Everitt and his wife Sheree also own the travel TV show The Great Australian Doorstep, in which they travel around Australia and the world by motorhome filming smaller towns with what to see and do. It airs on 7two in Australia as well as on the iTunes store, and is the only Australian travel TV show to air in mainland China.
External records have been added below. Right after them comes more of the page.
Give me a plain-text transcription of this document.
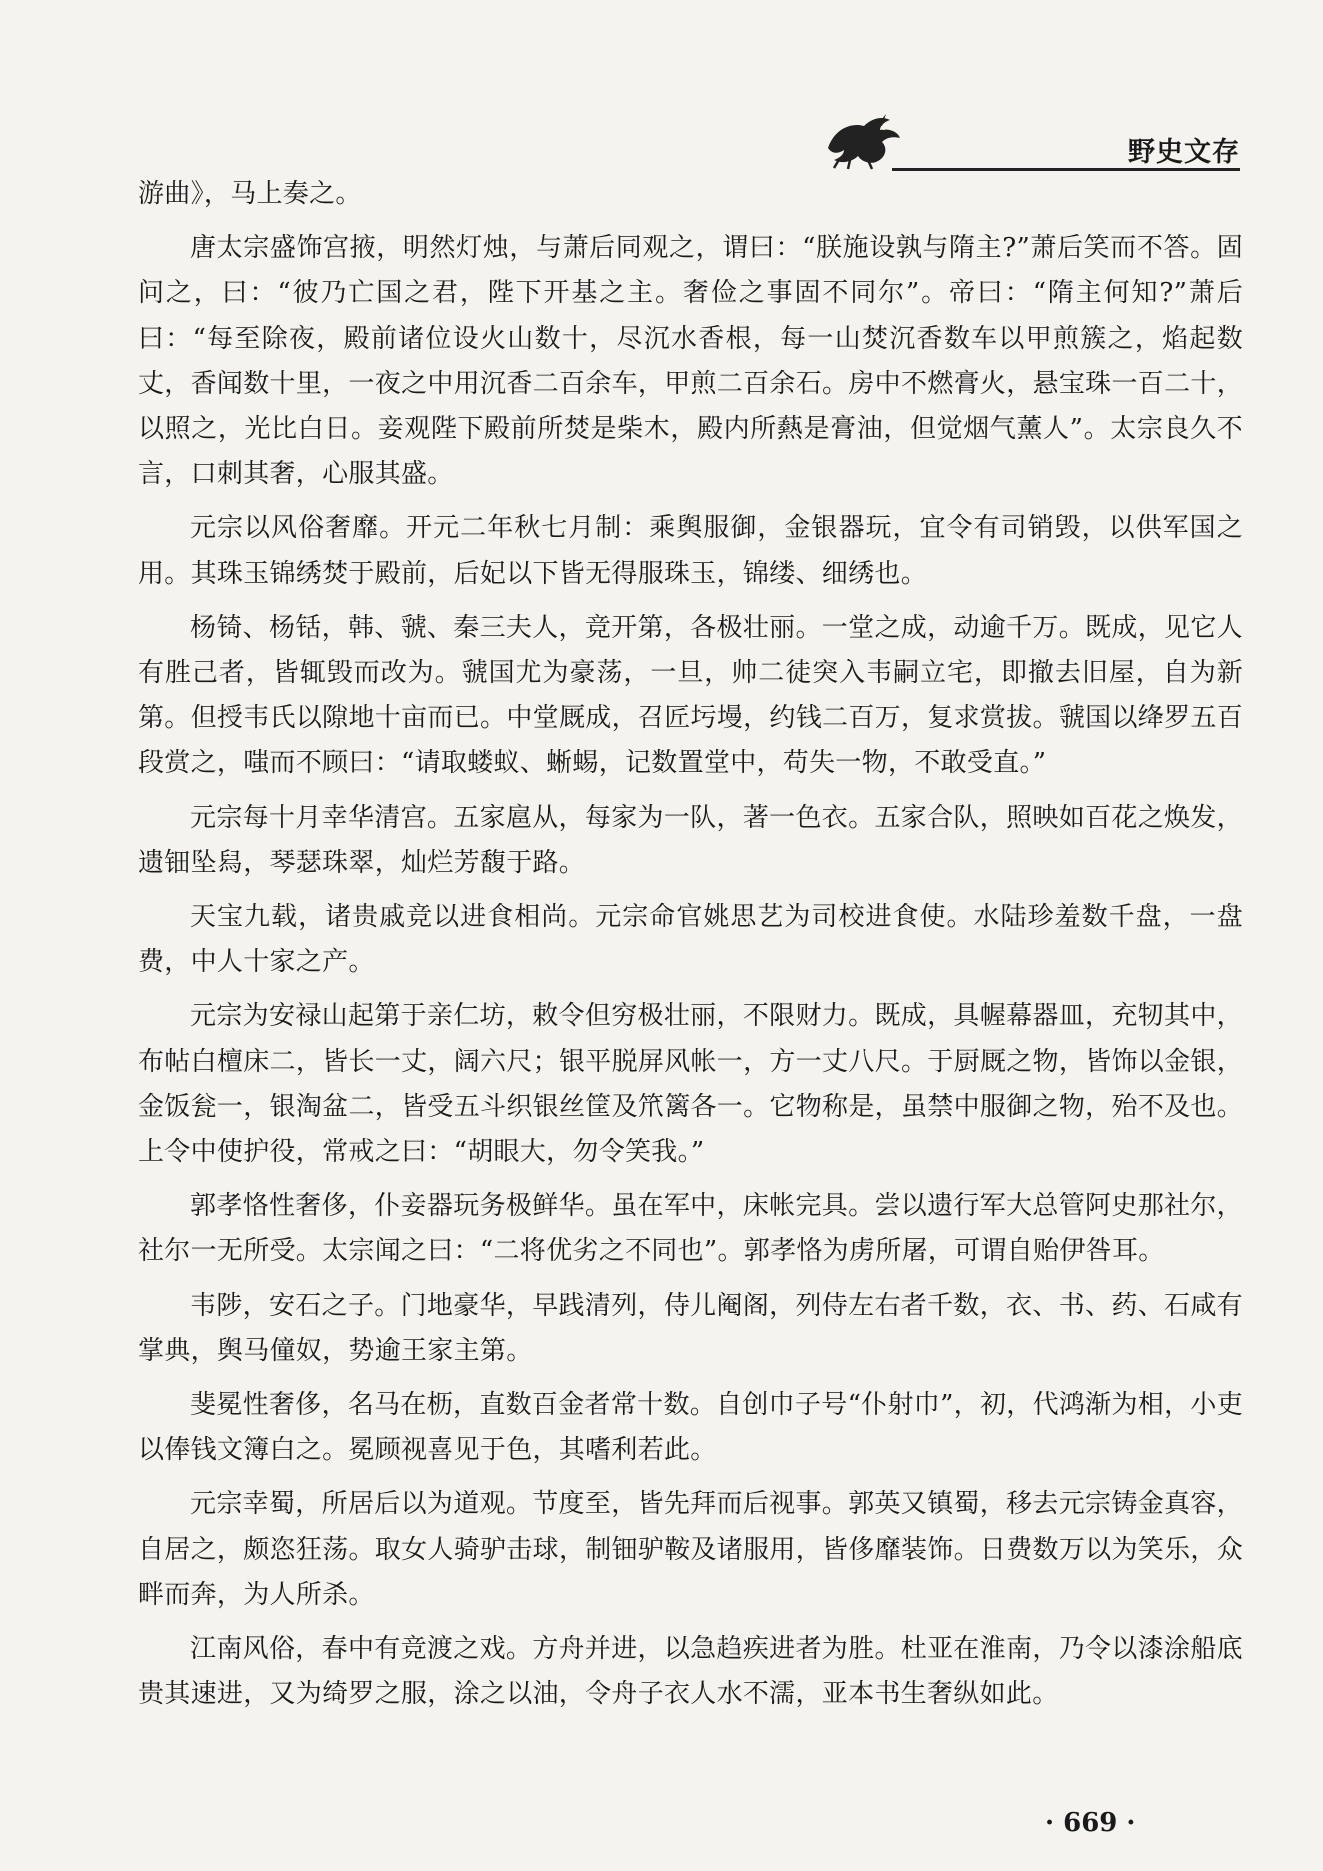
野史文存

游曲》，马上奏之。

唐太宗盛饰宫掖，明然灯烛，与萧后同观之，谓曰：“朕施设孰与隋主?”萧后笑而不答。固问之，曰：“彼乃亡国之君，陛下开基之主。奢俭之事固不同尔”。帝曰：“隋主何知?”萧后曰：“每至除夜，殿前诸位设火山数十，尽沉水香根，每一山焚沉香数车以甲煎簇之，焰起数丈，香闻数十里，一夜之中用沉香二百余车，甲煎二百余石。房中不燃膏火，悬宝珠一百二十，以照之，光比白日。妾观陛下殿前所焚是柴木，殿内所爇是膏油，但觉烟气薰人”。太宗良久不言，口刺其奢，心服其盛。

元宗以风俗奢靡。开元二年秋七月制：乘舆服御，金银器玩，宜令有司销毁，以供军国之用。其珠玉锦绣焚于殿前，后妃以下皆无得服珠玉，锦缕、细绣也。

杨锜、杨铦，韩、虢、秦三夫人，竞开第，各极壮丽。一堂之成，动逾千万。既成，见它人有胜己者，皆辄毁而改为。虢国尤为豪荡，一旦，帅二徒突入韦嗣立宅，即撤去旧屋，自为新第。但授韦氏以隙地十亩而已。中堂厩成，召匠圬墁，约钱二百万，复求赏拔。虢国以绛罗五百段赏之，嗤而不顾曰：“请取蝼蚁、蜥蜴，记数置堂中，苟失一物，不敢受直。”

元宗每十月幸华清宫。五家扈从，每家为一队，著一色衣。五家合队，照映如百花之焕发，遗钿坠舄，琴瑟珠翠，灿烂芳馥于路。

天宝九载，诸贵戚竞以进食相尚。元宗命官姚思艺为司校进食使。水陆珍羞数千盘，一盘费，中人十家之产。

元宗为安禄山起第于亲仁坊，敕令但穷极壮丽，不限财力。既成，具幄幕器皿，充牣其中，布帖白檀床二，皆长一丈，阔六尺；银平脱屏风帐一，方一丈八尺。于厨厩之物，皆饰以金银，金饭瓮一，银淘盆二，皆受五斗织银丝筐及笊篱各一。它物称是，虽禁中服御之物，殆不及也。上令中使护役，常戒之曰：“胡眼大，勿令笑我。”

郭孝恪性奢侈，仆妾器玩务极鲜华。虽在军中，床帐完具。尝以遗行军大总管阿史那社尔，社尔一无所受。太宗闻之曰：“二将优劣之不同也”。郭孝恪为虏所屠，可谓自贻伊咎耳。

韦陟，安石之子。门地豪华，早践清列，侍儿阉阁，列侍左右者千数，衣、书、药、石咸有掌典，舆马僮奴，势逾王家主第。

斐冕性奢侈，名马在枥，直数百金者常十数。自创巾子号“仆射巾”，初，代鸿渐为相，小吏以俸钱文簿白之。冕顾视喜见于色，其嗜利若此。

元宗幸蜀，所居后以为道观。节度至，皆先拜而后视事。郭英又镇蜀，移去元宗铸金真容，自居之，颇恣狂荡。取女人骑驴击球，制钿驴鞍及诸服用，皆侈靡装饰。日费数万以为笑乐，众畔而奔，为人所杀。

江南风俗，春中有竞渡之戏。方舟并进，以急趋疾进者为胜。杜亚在淮南，乃令以漆涂船底贵其速进，又为绮罗之服，涂之以油，令舟子衣人水不濡，亚本书生奢纵如此。

· 669 ·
They also own their travel radio show of the same name, which airs on 62 Triple M stations around Australia on a Saturday and Sunday morning.

He also competed in the 9th season of Dancing with the Stars and was the first competitor to be eliminated.

==Personal life==
On 12 January 2008, Everitt married partner of seven years Sheree in New Zealand. Everitt has three daughters and a son.

His younger brother, Andrejs Everitt, played 131 games at the Western Bulldogs, Sydney Swans and Carlton between 2007 and 2016. In 2022, his son Boston is part of the St Kilda Football Club Father–Son Programme.

== Racism incidents ==
Everitt was first publicly exposed for his racist taunts after he racially vilified aboriginal player Michael Long, an Essendon and AFL Hall of Famer, in 1997.

During a game against Melbourne in Round 2, 1999, Everitt racially vilified Scott Chisolm. Everitt admitted he "probably crossed a line" and voluntarily stood down for four weeks and undertook a racial awareness training program as well as donating $20,000 to a charity of Chisolm's choice. In addition, Everitt lost $50,000–$60,000 in match bonuses (depending on sources) from the incident. The incident came a week after Sam Newman infamously donned blackface to mock Nicky Winmar for declining to come on The Footy Show.